In lab I prepared Mn(acac)3 and I have a pretty general question. Here is how I made the product, in general:

MnCl2*4H2O + NaC2H3O2*3H2O = A

A + C5H8O2 = B

B + KMnO4 = D

D + NaC2H3O2*3H2O = Mn(C5H7O2)3

I know it is way to complicated to figure out what A-D are, so knowing it is an Ox/red reaction I write this overall equation:

Mn+2  + Mn+7  =  Mn+3

So my question is how would I go about finding what the theoretical yield would be, assuming Mn is the Limiting Reagent in all the reactions.  I think I am getting stuck on how I would go about getting the amounts of Mn....

I may just be having a brain fart, but I need some help, Thanks.

[Alberto_Kravina]

I know it is way to complicated to figure out what A-D are, so knowing it is an Ox/red reaction I write this overall equation:

Mn+2  + Mn+7  =  Mn+3

The product of this reaction is Mn⁴⁺ (in neutral - slightly acidic solution).

[Borek]

I know it is way to complicated to figure out what A-D are, so knowing it is an Ox/red reaction I write this overall equation:

Mn+2  + Mn+7  =  Mn+3

The product of this reaction is Mn⁴⁺ (in neutral - slightly acidic solution).

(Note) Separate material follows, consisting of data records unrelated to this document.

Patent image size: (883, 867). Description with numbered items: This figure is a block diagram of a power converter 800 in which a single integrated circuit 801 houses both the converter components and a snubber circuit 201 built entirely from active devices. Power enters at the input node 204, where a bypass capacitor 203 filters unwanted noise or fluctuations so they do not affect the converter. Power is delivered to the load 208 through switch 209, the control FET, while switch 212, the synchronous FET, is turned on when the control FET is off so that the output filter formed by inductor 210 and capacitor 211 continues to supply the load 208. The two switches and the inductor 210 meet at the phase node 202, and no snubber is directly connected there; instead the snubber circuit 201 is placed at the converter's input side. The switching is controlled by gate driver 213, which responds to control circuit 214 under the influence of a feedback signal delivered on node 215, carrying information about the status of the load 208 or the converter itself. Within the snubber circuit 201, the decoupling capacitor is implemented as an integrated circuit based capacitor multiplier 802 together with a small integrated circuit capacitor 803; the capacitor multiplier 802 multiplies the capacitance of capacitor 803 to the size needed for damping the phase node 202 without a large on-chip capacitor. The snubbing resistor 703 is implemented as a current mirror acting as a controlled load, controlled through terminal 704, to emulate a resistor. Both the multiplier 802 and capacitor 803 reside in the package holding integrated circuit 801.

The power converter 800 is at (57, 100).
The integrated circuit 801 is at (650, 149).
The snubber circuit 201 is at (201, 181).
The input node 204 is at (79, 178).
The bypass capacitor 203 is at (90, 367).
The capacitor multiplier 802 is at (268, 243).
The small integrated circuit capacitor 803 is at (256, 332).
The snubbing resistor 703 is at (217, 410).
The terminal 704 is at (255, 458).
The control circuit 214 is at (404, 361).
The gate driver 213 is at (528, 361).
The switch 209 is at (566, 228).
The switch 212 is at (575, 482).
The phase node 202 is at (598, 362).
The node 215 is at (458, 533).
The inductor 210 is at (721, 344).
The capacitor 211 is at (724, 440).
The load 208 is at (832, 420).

Not exactly - note that versyss wrote just the overall equation that have to show the stoichiometry of the process, not the individual real reaction. As s/he gets Mn(acac)₃ (whatever it is ) final product probably contains Mn(III) - and thus the skeletal equation is OK.

[versyss]

I did end up figuring out my own question!  I needed to balance the charges, quite a simple solution!  After doing that I proceeded to prefrom the typical limiting reagent calculations.  I just tried to overthink it.  Thanks for the help though!

acac is acetylacetone.

[AWK]

If you oxidize Mn(acac)2, the yield depends only on amount of Mn(acac)2 used. You should use an excess of acetylacetone.